The Facts in the Case of the Departure of Miss Finch is a "mostly true story" that combines the author's trademark magic realism with Zulli's sumptuous paintings, and has been newly rewritten for this hardcover. Join a group of friends, with the stern Miss Finch in tow, as they enter musty caverns for a subterranean circus spectacle called "The Theatre of Night's Dreaming." Come inside, get out of the pounding rain, and witness this strange world of vampires, ringmasters, illusions and the Cabinet of Wishes Fulfill'd.


I know it might elicit some shock and horror for those who love me, but I have a love/hate relationship with this one. And it’s Neil Gaiman. *Gasp* There are many things that I like about it. The artwork by Michael Zulli is amazing and it perfectly conveys that dark, bizarre undertow that lurks beneath the surface of just a normal night of sushi and a circus. However, as intriguing as the story is it never really draws me in and it didn’t as a short story either. I don’t know what part of the story never really clicks for me and by all means it isn’t bad. There are many things that I like about it, but it isn’t my favorite. I love the underground circus, the freedom Miss Finch gets, and that eerie little feeling of the whole story, but as I said there is nothing that makes me jump up and down (other than the artwork) and scream happily like I usually do.
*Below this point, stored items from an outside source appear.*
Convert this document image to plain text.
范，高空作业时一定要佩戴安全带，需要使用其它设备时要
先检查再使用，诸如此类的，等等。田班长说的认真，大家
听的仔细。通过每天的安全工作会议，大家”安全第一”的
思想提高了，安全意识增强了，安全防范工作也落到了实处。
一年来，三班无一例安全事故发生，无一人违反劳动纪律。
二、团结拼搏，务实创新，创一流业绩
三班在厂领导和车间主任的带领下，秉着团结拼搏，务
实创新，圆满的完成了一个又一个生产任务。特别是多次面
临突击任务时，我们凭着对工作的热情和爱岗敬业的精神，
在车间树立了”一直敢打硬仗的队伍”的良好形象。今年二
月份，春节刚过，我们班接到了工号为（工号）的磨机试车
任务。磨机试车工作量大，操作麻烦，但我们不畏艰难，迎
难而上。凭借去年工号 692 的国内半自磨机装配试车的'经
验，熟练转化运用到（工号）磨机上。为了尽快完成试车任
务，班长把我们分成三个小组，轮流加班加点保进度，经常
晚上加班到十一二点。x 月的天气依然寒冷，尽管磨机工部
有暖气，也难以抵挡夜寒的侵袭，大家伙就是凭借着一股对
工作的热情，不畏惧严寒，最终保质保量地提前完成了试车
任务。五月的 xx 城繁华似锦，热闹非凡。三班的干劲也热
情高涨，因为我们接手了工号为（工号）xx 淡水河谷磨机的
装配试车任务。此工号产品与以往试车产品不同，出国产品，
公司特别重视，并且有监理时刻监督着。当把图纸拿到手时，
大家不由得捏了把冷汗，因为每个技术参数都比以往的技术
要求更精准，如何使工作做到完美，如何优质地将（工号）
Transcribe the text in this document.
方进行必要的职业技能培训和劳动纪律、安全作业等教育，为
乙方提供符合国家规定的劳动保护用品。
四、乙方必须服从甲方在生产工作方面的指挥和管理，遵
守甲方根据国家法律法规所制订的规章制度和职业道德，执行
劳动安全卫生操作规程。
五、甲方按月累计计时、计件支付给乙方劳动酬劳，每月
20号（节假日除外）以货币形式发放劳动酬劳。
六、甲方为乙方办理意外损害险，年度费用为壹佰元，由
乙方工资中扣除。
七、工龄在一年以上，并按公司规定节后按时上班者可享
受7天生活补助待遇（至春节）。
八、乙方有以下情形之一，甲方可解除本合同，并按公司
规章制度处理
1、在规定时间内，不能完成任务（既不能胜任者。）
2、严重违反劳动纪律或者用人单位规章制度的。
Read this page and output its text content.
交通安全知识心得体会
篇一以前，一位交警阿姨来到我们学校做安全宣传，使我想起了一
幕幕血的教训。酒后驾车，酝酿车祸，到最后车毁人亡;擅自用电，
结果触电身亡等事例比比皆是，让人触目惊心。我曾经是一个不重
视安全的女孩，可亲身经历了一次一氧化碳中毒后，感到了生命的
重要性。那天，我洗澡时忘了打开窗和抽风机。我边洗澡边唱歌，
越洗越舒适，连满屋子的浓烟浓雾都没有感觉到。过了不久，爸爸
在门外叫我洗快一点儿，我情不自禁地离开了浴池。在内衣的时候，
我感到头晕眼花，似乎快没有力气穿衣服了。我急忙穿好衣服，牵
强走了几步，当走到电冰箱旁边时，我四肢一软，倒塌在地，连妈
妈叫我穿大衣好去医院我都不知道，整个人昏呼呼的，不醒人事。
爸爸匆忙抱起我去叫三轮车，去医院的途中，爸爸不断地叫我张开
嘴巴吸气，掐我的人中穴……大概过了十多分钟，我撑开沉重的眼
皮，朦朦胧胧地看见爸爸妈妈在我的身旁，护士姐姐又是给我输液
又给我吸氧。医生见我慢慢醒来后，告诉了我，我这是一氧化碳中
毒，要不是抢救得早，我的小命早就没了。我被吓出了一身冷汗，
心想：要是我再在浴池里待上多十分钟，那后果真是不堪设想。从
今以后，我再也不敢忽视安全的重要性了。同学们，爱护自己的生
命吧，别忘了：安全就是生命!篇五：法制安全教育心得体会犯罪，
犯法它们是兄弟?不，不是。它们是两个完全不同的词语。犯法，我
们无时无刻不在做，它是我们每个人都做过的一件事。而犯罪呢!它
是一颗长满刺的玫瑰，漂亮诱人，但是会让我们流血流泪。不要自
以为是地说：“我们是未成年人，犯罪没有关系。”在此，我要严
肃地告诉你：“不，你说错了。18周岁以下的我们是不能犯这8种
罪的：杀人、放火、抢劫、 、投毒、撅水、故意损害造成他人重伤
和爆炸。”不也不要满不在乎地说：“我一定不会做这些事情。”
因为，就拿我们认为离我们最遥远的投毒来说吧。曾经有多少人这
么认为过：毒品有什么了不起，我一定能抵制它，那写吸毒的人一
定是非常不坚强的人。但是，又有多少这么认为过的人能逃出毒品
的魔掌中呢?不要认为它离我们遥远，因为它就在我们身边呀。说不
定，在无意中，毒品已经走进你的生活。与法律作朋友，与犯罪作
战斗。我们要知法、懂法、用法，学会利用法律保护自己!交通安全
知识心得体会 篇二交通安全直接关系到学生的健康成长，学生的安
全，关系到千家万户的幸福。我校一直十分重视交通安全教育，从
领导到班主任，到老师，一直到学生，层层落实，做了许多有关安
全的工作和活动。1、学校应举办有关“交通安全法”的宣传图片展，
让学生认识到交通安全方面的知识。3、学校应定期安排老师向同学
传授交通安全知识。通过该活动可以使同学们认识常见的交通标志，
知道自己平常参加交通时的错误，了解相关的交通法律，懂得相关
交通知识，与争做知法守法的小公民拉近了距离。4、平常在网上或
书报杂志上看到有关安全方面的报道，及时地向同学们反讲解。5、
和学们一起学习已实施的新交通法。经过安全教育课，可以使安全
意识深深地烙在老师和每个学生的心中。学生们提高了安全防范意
2.75 out of 4 happy bibliosnark bookmarks

Have your own review? Let me know and I will post it.

1 comment:

Carl V. said...

This is actually one that I really enjoy, although part of that may be that I am a fan of Frank Frazetta as well and really like the painting that inspired this story. And I've listened to it on the Fragile Things audio more than I've read it and hearing Neil read his own stories gives them even more magic than they possess in printed form.